One such Ghanaian artivist is prize-winning visual artist Bright Ackwerh. Endowed with a formidable intellectual and creative capacity for thinking across political contexts, Bright’s politics shifted in 2015 when government subsidies to his Master of Arts program were withdrawn and when the dumsor (electricity) crisis made his everyday life and his ability to work incredibly difficult. “Creating a conversation” is what Bright wanted to do when he made his first satirical piece “Ode to the FOKN Bois” (c. 2015).
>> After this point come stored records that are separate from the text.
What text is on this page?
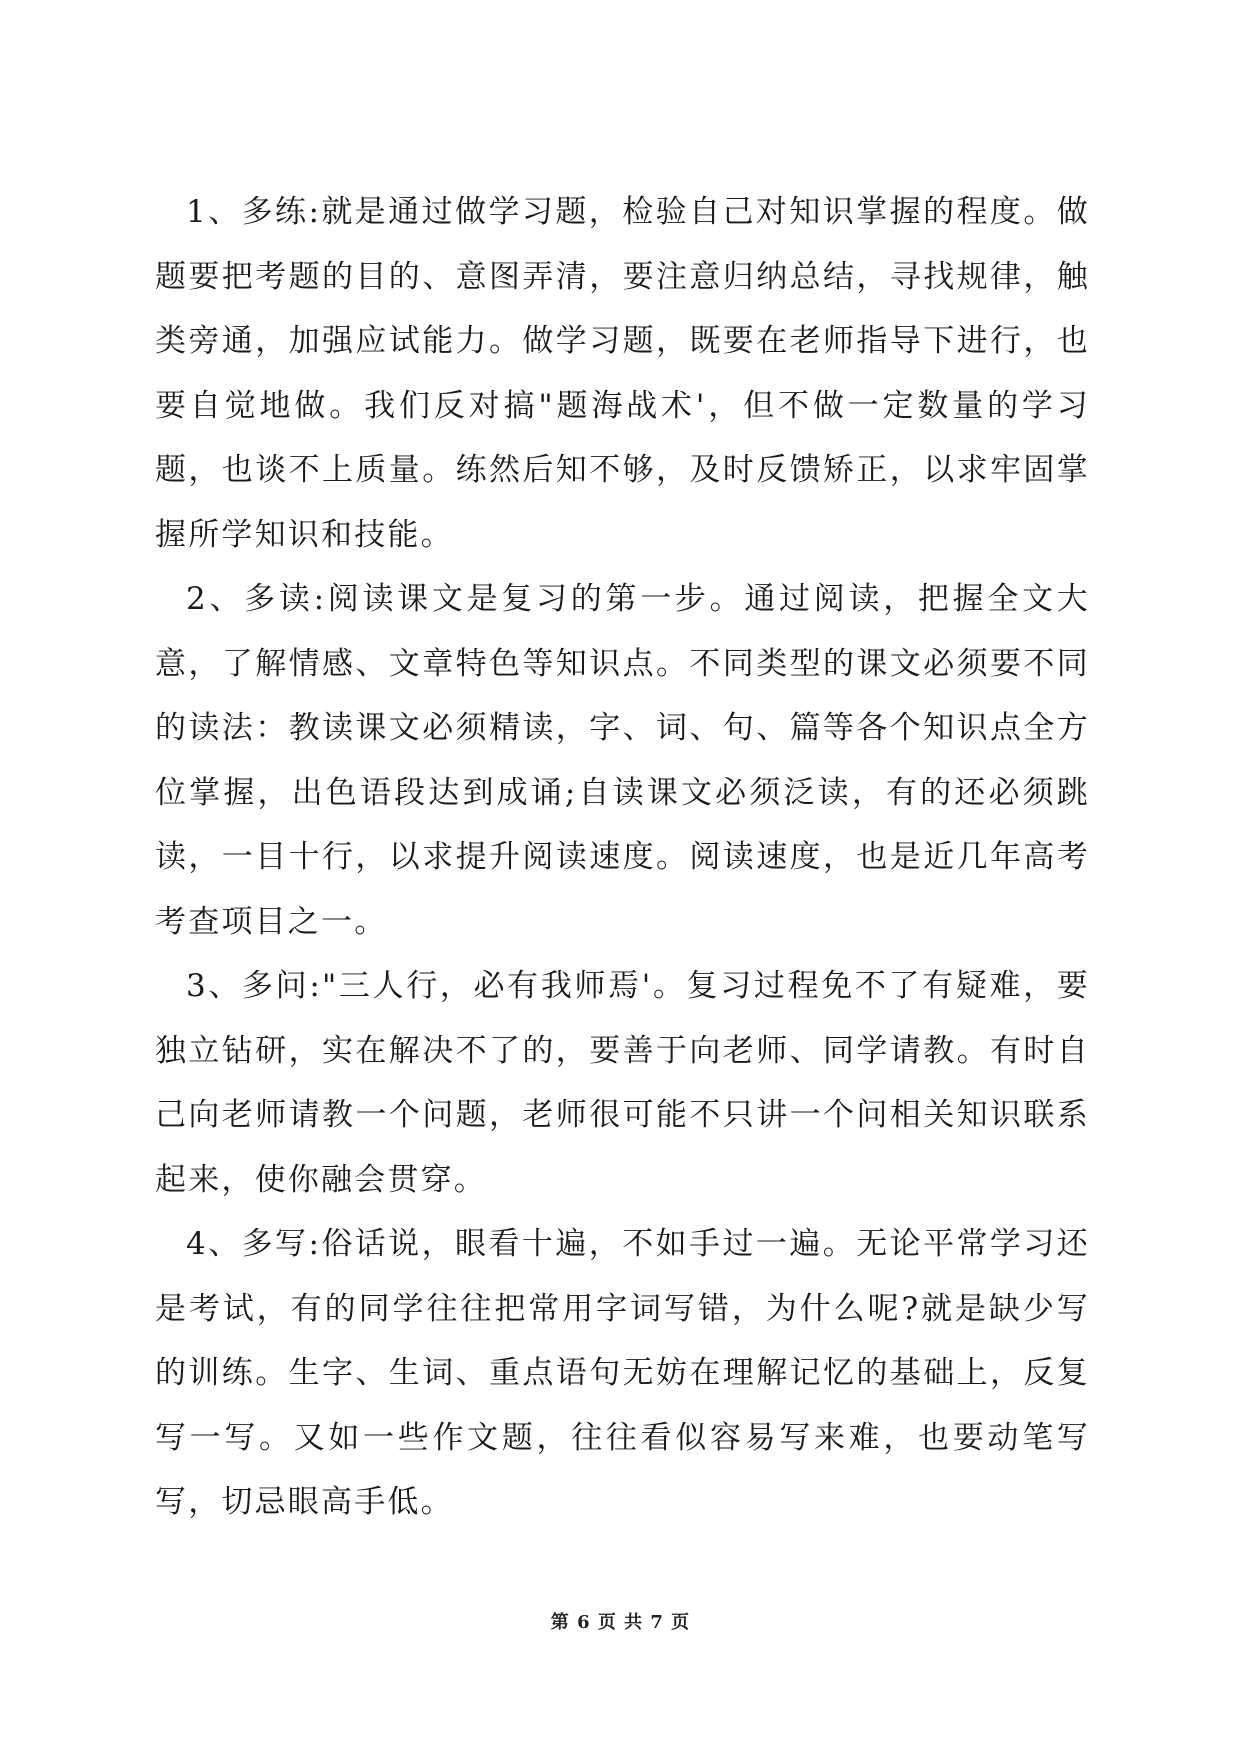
1、多练:就是通过做学习题，检验自己对知识掌握的程度。做题要把考题的目的、意图弄清，要注意归纳总结，寻找规律，触类旁通，加强应试能力。做学习题，既要在老师指导下进行，也要自觉地做。我们反对搞"题海战术'，但不做一定数量的学习题，也谈不上质量。练然后知不够，及时反馈矫正，以求牢固掌握所学知识和技能。

2、多读:阅读课文是复习的第一步。通过阅读，把握全文大意，了解情感、文章特色等知识点。不同类型的课文必须要不同的读法：教读课文必须精读，字、词、句、篇等各个知识点全方位掌握，出色语段达到成诵;自读课文必须泛读，有的还必须跳读，一目十行，以求提升阅读速度。阅读速度，也是近几年高考考查项目之一。

3、多问:"三人行，必有我师焉'。复习过程免不了有疑难，要独立钻研，实在解决不了的，要善于向老师、同学请教。有时自己向老师请教一个问题，老师很可能不只讲一个问相关知识联系起来，使你融会贯穿。

4、多写:俗话说，眼看十遍，不如手过一遍。无论平常学习还是考试，有的同学往往把常用字词写错，为什么呢?就是缺少写的训练。生字、生词、重点语句无妨在理解记忆的基础上，反复写一写。又如一些作文题，往往看似容易写来难，也要动笔写写，切忌眼高手低。

第 6 页 共 7 页
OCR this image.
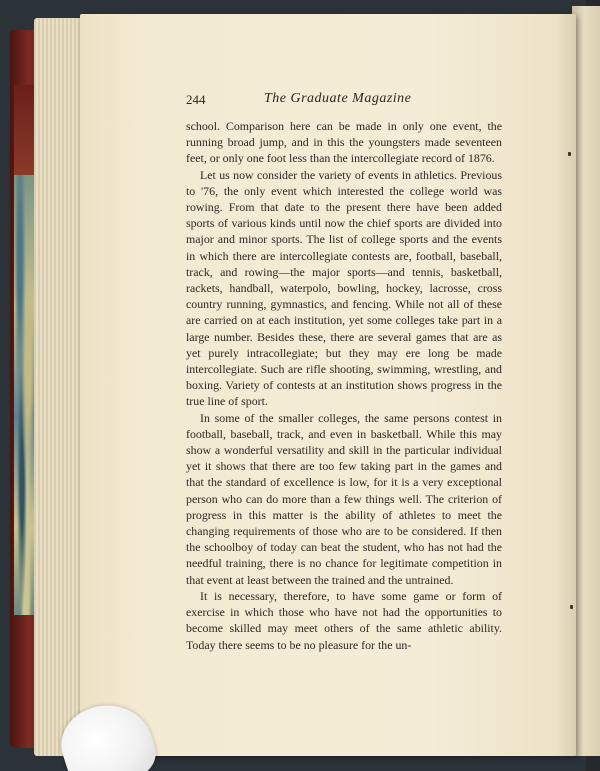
244	The Graduate Magazine

school. Comparison here can be made in only one event, the running broad jump, and in this the youngsters made seventeen feet, or only one foot less than the intercollegiate record of 1876.

Let us now consider the variety of events in athletics. Previous to '76, the only event which interested the college world was rowing. From that date to the present there have been added sports of various kinds until now the chief sports are divided into major and minor sports. The list of college sports and the events in which there are intercollegiate contests are, football, baseball, track, and rowing—the major sports—and tennis, basketball, rackets, handball, waterpolo, bowling, hockey, lacrosse, cross country running, gymnastics, and fencing. While not all of these are carried on at each institution, yet some colleges take part in a large number. Besides these, there are several games that are as yet purely intracollegiate; but they may ere long be made intercollegiate. Such are rifle shooting, swimming, wrestling, and boxing. Variety of contests at an institution shows progress in the true line of sport.

In some of the smaller colleges, the same persons contest in football, baseball, track, and even in basketball. While this may show a wonderful versatility and skill in the particular individual yet it shows that there are too few taking part in the games and that the standard of excellence is low, for it is a very exceptional person who can do more than a few things well. The criterion of progress in this matter is the ability of athletes to meet the changing requirements of those who are to be considered. If then the schoolboy of today can beat the student, who has not had the needful training, there is no chance for legitimate competition in that event at least between the trained and the untrained.

It is necessary, therefore, to have some game or form of exercise in which those who have not had the opportunities to become skilled may meet others of the same athletic ability. Today there seems to be no pleasure for the un-
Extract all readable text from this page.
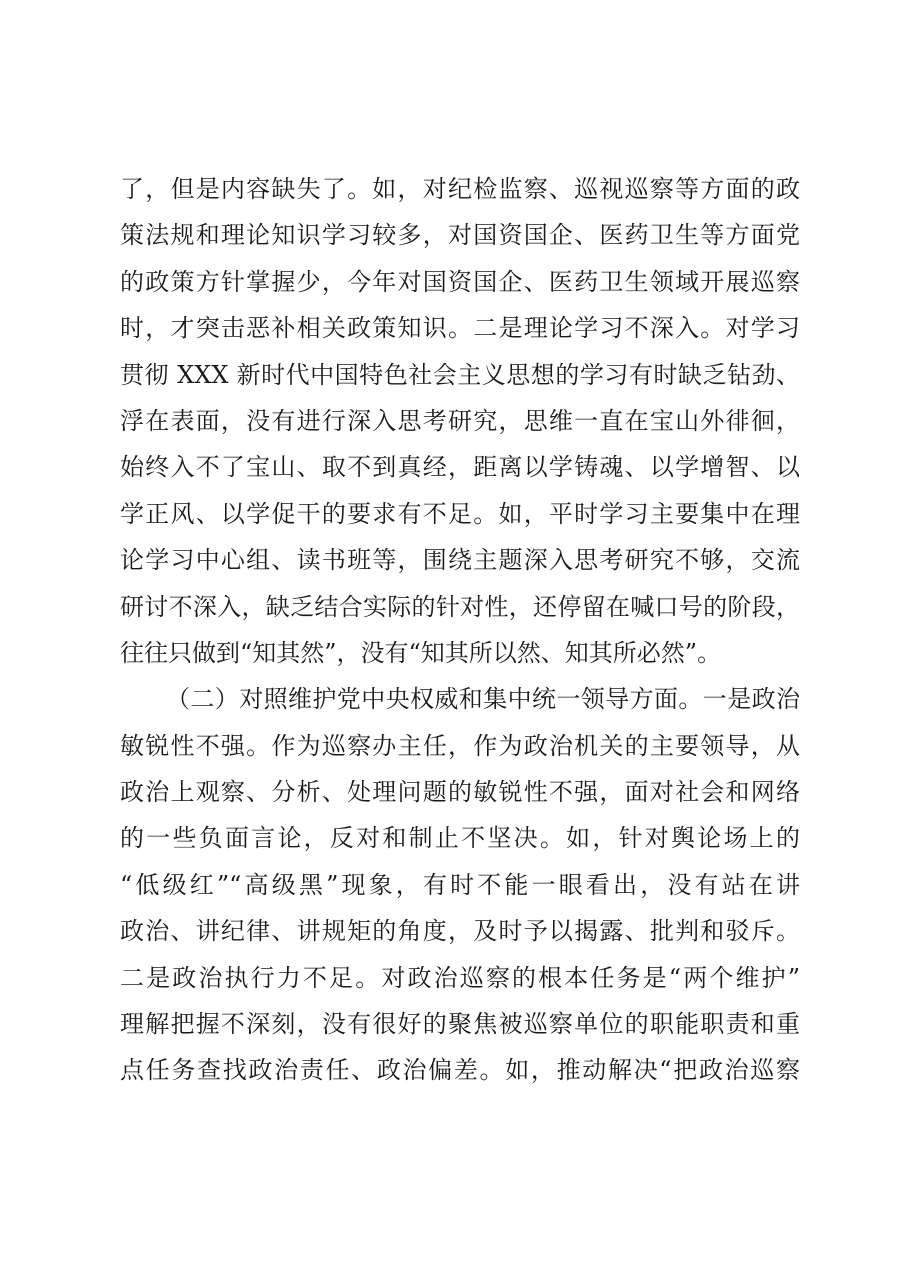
了，但是内容缺失了。如，对纪检监察、巡视巡察等方面的政
策法规和理论知识学习较多，对国资国企、医药卫生等方面党
的政策方针掌握少，今年对国资国企、医药卫生领域开展巡察
时，才突击恶补相关政策知识。二是理论学习不深入。对学习
贯彻 XXX 新时代中国特色社会主义思想的学习有时缺乏钻劲、
浮在表面，没有进行深入思考研究，思维一直在宝山外徘徊，
始终入不了宝山、取不到真经，距离以学铸魂、以学增智、以
学正风、以学促干的要求有不足。如，平时学习主要集中在理
论学习中心组、读书班等，围绕主题深入思考研究不够，交流
研讨不深入，缺乏结合实际的针对性，还停留在喊口号的阶段，
往往只做到“知其然”，没有“知其所以然、知其所必然”。
（二）对照维护党中央权威和集中统一领导方面。一是政治
敏锐性不强。作为巡察办主任，作为政治机关的主要领导，从
政治上观察、分析、处理问题的敏锐性不强，面对社会和网络
的一些负面言论，反对和制止不坚决。如，针对舆论场上的
“低级红”“高级黑”现象，有时不能一眼看出，没有站在讲
政治、讲纪律、讲规矩的角度，及时予以揭露、批判和驳斥。
二是政治执行力不足。对政治巡察的根本任务是“两个维护”
理解把握不深刻，没有很好的聚焦被巡察单位的职能职责和重
点任务查找政治责任、政治偏差。如，推动解决“把政治巡察
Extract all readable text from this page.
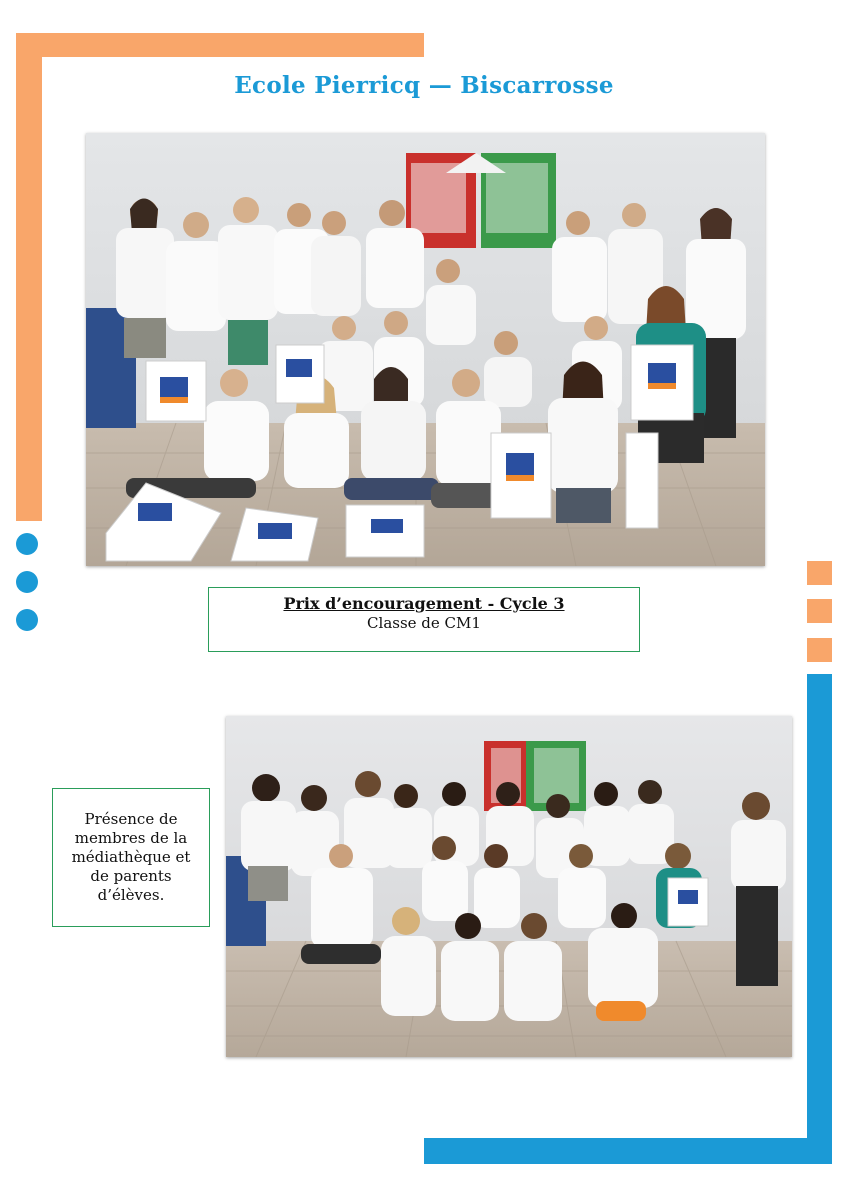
Ecole Pierricq — Biscarrosse
Prix d’encouragement - Cycle 3
Classe de CM1
Présence de membres de la médiathèque et de parents d’élèves.
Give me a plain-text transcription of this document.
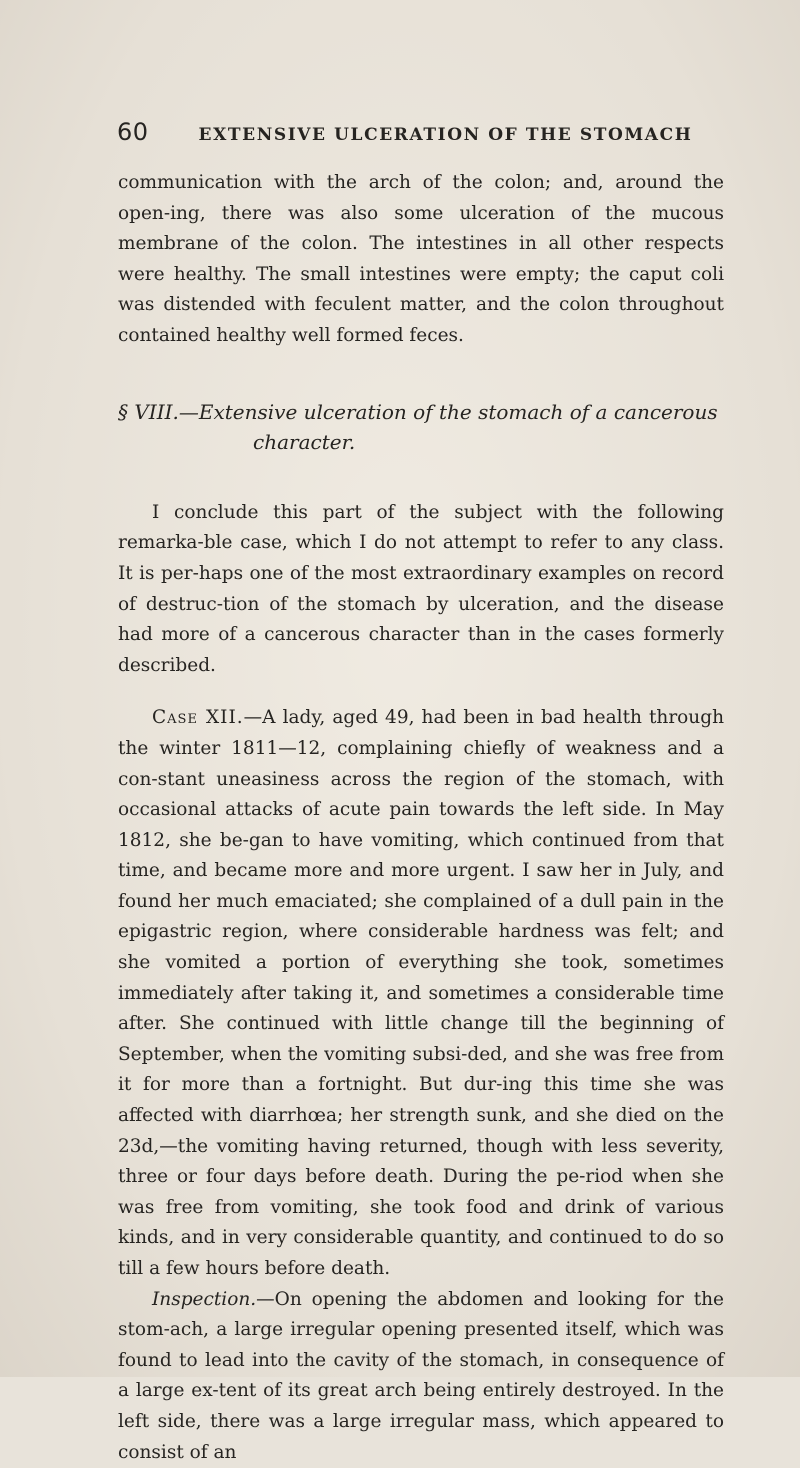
60	EXTENSIVE ULCERATION OF THE STOMACH

communication with the arch of the colon; and, around the open-ing, there was also some ulceration of the mucous membrane of the colon. The intestines in all other respects were healthy. The small intestines were empty; the caput coli was distended with feculent matter, and the colon throughout contained healthy well formed feces.

§ VIII.—Extensive ulceration of the stomach of a cancerous character.

I conclude this part of the subject with the following remarka-ble case, which I do not attempt to refer to any class. It is per-haps one of the most extraordinary examples on record of destruc-tion of the stomach by ulceration, and the disease had more of a cancerous character than in the cases formerly described.

Case XII.—A lady, aged 49, had been in bad health through the winter 1811—12, complaining chiefly of weakness and a con-stant uneasiness across the region of the stomach, with occasional attacks of acute pain towards the left side. In May 1812, she be-gan to have vomiting, which continued from that time, and became more and more urgent. I saw her in July, and found her much emaciated; she complained of a dull pain in the epigastric region, where considerable hardness was felt; and she vomited a portion of everything she took, sometimes immediately after taking it, and sometimes a considerable time after. She continued with little change till the beginning of September, when the vomiting subsi-ded, and she was free from it for more than a fortnight. But dur-ing this time she was affected with diarrhœa; her strength sunk, and she died on the 23d,—the vomiting having returned, though with less severity, three or four days before death. During the pe-riod when she was free from vomiting, she took food and drink of various kinds, and in very considerable quantity, and continued to do so till a few hours before death.

Inspection.—On opening the abdomen and looking for the stom-ach, a large irregular opening presented itself, which was found to lead into the cavity of the stomach, in consequence of a large ex-tent of its great arch being entirely destroyed. In the left side, there was a large irregular mass, which appeared to consist of an
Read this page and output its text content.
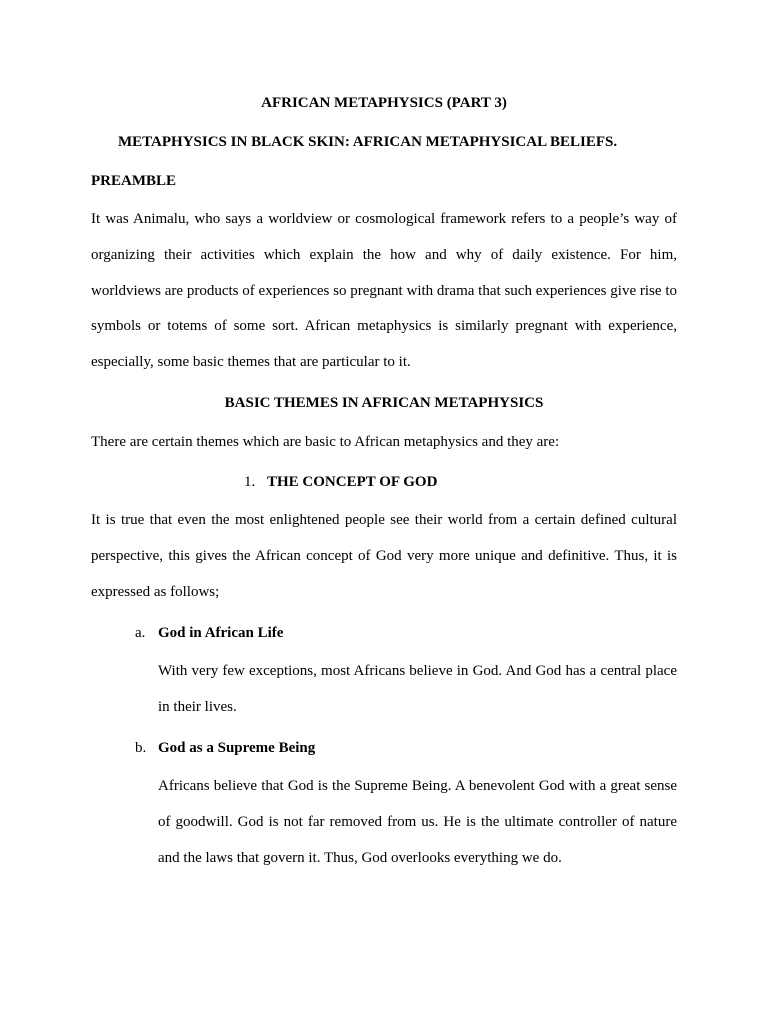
AFRICAN METAPHYSICS (PART 3)
METAPHYSICS IN BLACK SKIN: AFRICAN METAPHYSICAL BELIEFS.
PREAMBLE

It was Animalu, who says a worldview or cosmological framework refers to a people’s way of organizing their activities which explain the how and why of daily existence. For him, worldviews are products of experiences so pregnant with drama that such experiences give rise to symbols or totems of some sort. African metaphysics is similarly pregnant with experience, especially, some basic themes that are particular to it.

BASIC THEMES IN AFRICAN METAPHYSICS
There are certain themes which are basic to African metaphysics and they are:
1. THE CONCEPT OF GOD

It is true that even the most enlightened people see their world from a certain defined cultural perspective, this gives the African concept of God very more unique and definitive. Thus, it is expressed as follows;

a. God in African Life

With very few exceptions, most Africans believe in God. And God has a central place in their lives.

b. God as a Supreme Being

Africans believe that God is the Supreme Being. A benevolent God with a great sense of goodwill. God is not far removed from us. He is the ultimate controller of nature and the laws that govern it. Thus, God overlooks everything we do.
Influenced by the music generated by Ghana’s hip hop scene, Bright discovered the music of the FOKN Bois and was inspired by their use of satire to foster debates about important issues related to their political environment. He wanted to draw more attention to their work since music like theirs – considered non-mainstream – often gets little airplay. In that painting, Wanlov the Kubolor and M3nsa of the FOKN Bois are molesting a geographical map of Ghana with Kwame Nkrumah applauding and smiling in the background while other artists from Ghana’s music scene (Manifest, D-Black, Black Rasta) are looking on with disapproval.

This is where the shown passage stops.